Six Things to Know about the Ford F-550 Super Duty
- Prior to the use of the Super Duty label, the term Heavy Duty was used for Fords trucks, from the F-250 to the F-550. GM and Chrysler would eventually use the term as well, convincing Ford to adopt the new label "Super Duty" to differentiate them from the competition.
- A custom F-550 Super Duty concept rescue truck was used as a fire support vehicle on April, 2010 when the Dallas Area was devastated by tornadoes. The truck was customized by NewScope Marketing for the Ford Motor Company and was previously on display in the Chicago Auto Show. The concept vehicle was in Texas for a number of events when the disaster struck. Fortunately, the rescue truck was a fully functional vehicle equipped with thermal imaging, Doppler radar and a powerful generator. It was ready as soon as the Grandbury volunteer fire department requested for additional outside help.
- The F-550 is basis for the BearCat, an armored personal carrier manufactured by Lenco industries. BearCat stands for Ballistic Engineered Armored Response Counter Attack Truck. The BearCats have been used by a number of police departments in the United States starting with Los Angeles Sheriff's Department. The bearcat has since been credited with saving the lives of a number of police officers.
- The Sandcat, a military armored vehicle by Oshkosh Defense is based on the F-550 chassis. The first Sandcat was manufactured by Plasan and was also based on the Ford F-series. It was initially built to potentially replace similar vehicles of the Israeli Defense Force. Under Oshkosh, the vehicle is currently being tested by the U.S. army to determine whether or not it can complement its current fleet of Humvees and JLTVs.

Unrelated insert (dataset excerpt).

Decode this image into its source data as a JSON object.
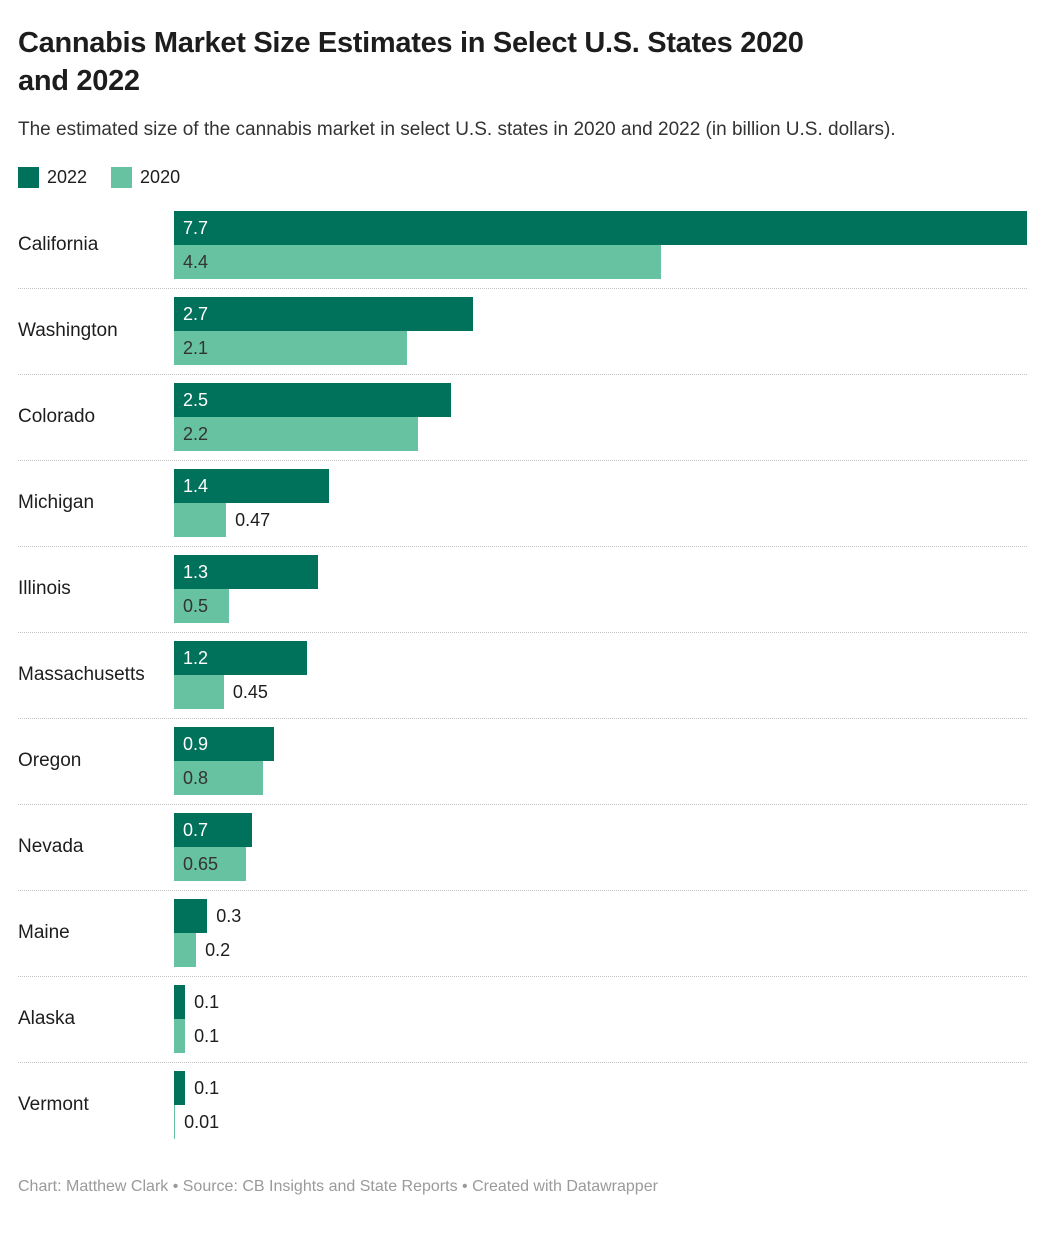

- According to an infographic released by Ford Motors, a Ford Super-Duty truck is built every 63 seconds. The number of trucks sold between 1998 and 2011 is 4.1 million. If all these trucked were lined up, they'd be as long as Australia's coastline, about 16,000 miles.
- The F-550 is constructed in the Kentucky Truck Plant in Louisville, Kentucky along with the F-250, F-350 and F-450. The plant employs about 5,000, has about 24 miles of conveyer belts.